HSIX1 is not expressed in normal breast, but is expressed in normal skeletal muscle, salivary gland, lung, trachea, and kidney. A Human RNA Master Blot from CLONTECH was probed with the HSIX1 cDNA. (A) HSIX1 expression pattern in normal tissues. (B) Identities of all the samples included on the blot. (C) The blot was stripped and reprobed with ubiquitin to ensure equal loading.

Figure 4

Expression of HSIX1 correlates with metastatic disease. (A) Northern blot analysis of normal mammary epithelial cells (70N) and the 21T series of mammary carcinoma cells. 21PT and 21NT cells were derived from a primary tumor, whereas 21MT1 and 21MT2 were established from a pleural effusion from the same patient (7). (B) Quantitative representation of HSIX1 expression in the cell lines after normalization to actin. (C) Quantitative representation of a Northern blot analysis of 3 control tissues (normal adjacent breast, normal luminal cells, and normal myoepithelial cells; lanes 1, 2, and 3, respectively), 25 primary breast tumor biopsy samples (lanes 4–28), and 10 metastatic lesions (lanes 29–38).
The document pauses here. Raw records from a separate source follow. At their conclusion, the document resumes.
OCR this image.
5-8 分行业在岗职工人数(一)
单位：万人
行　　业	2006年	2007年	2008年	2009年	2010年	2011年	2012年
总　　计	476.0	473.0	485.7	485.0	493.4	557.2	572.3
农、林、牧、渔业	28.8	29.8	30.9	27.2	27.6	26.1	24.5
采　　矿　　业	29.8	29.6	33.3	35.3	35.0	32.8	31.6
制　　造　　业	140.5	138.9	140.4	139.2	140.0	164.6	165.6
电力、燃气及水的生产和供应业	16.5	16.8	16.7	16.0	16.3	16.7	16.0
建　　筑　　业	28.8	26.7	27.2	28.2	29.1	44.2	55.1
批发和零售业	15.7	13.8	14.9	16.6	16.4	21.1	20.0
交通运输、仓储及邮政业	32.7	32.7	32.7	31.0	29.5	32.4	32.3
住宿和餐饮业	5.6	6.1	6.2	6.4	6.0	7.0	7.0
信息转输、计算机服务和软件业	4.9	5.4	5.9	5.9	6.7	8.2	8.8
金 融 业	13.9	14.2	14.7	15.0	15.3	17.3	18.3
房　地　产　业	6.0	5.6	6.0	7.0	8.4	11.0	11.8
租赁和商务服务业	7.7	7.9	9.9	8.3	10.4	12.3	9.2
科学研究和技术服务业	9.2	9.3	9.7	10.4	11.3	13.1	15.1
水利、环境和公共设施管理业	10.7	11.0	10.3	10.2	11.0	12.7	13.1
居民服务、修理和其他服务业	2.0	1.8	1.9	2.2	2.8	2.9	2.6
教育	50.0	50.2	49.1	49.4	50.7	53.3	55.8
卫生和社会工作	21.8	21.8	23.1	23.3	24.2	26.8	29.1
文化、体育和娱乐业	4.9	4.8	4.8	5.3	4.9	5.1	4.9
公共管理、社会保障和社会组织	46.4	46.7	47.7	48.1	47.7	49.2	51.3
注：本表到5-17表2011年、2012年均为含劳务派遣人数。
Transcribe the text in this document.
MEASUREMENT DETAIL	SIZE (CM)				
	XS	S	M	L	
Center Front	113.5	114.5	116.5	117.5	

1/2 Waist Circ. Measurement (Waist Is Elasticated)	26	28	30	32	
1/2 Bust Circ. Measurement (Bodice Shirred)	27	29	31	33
The blot was stripped and reprobed with 36B4 (16) for normalization, and relative HSIX1 expression was plotted. A 3-fold increase over normal adjacent breast was considered positive for HSIX1 and is marked by a dashed line. Forty-four percent of primary and 90% of metastatic lesions express greater than a 3-fold increase in HSIX1 mRNA over the normal adjacent breast control. It is not known whether the patients that expressed HSIX1 in the primary tumor went on to develop metastatic disease.

Figure 5

HSIX1 is expressed in other cancers. Northern blot analysis of multiple cancer cell lines. A human cancer cell line Northern blot containing 2 μg of poly(A)⁺ RNA from each cell line was probed with HSIX1 cDNA. HL-60, promyelocytic leukemia; HeLa S3, cervical cancer; K-562, chronic myelogenous leukemia; MOLT-4, lymphoblastic leukemia; Raji, Burkitt’s lymphoma; SW480, colorectal carcinoma; A549, lung carcinoma; G361, melanoma. Actin mRNA is shown as a loading control.